For our generation, standardized testing is a way of life. As college students grudgingly start thinking about the LSAT, MCAT or GRE test in their not so distant future, the SAT is probably the closest experience most students have had with high-stakes testing.

Although students have had unlimited shots at the SAT in recent years, colleges could also see the number of tests taken and all of the scores. Even though some colleges said they would consider only the highest scores, all test sessions counted.

Well, things have changed for SAT score reporting. The College Board has implemented a new program called Score Choice, which allows students to report only the best score achieved while hiding any other scores they may have earned.

Score Choice is going to have consequences more severe than drawing ire from past SAT takers who did not have the same option. If the University decides to accept scores from students who have used Score Choice, it could end up with a lazier freshman class.

Score Choice gives prospective students the notion that if at first they don’t succeed, they can try and try again until they get what they were after and erase all past blemishes. If only this were true.

In college, there are no re-dos. You can’t retake a final exam that you earned a D on. That is the grade you got, and that is the grade that will be on your transcript for law schools and graduate schools to see.
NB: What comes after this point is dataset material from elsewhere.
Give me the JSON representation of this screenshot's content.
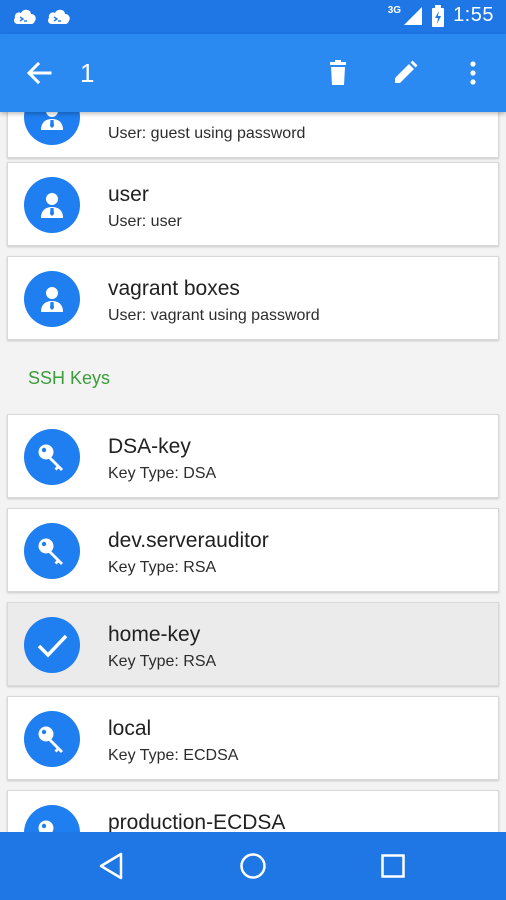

Speaking of which, law schools raise an eyebrow if you take the LSATs more than once – no Score Choice there.

While the admissions department has yet to comment on how it will respond to this new policy, GW should follow in the footsteps of other schools like the University of Southern California and Stanford University by not accepting Score Choice.

The reasoning behind Score Choice is that it will supposedly diffuse some of the pressure that high school seniors face when applying to colleges. Although Score Choice appears to make a student look better, on second glance it does no such thing. It looks like the student is trying to hide scores that wouldn’t get them into their school of choice.

In reality, the program hurts students more than it helps them. Not only does it give them false expectations about future exams, but it also might harm them if a university calculates SAT scores by taking the highest combination of math, verbal and writing scores, regardless of whether or not they were in the same sitting. With Score Choice, a student can only choose the best score from a single sitting.

GW needs to see that Score Choice has the potential to hurt prospective students and future incoming classes. Students need to learn that exams are final and binding, not something that can be redone until one is satisfied. Your score on the test is the score you deserved – no excuses. The University needs to ensure they send this message clearly to future Colonials. By allowing prospective students to choose Score Choice, they are doing just the opposite.

The writer, a freshman majoring in international affairs, is a Hatchet columnist.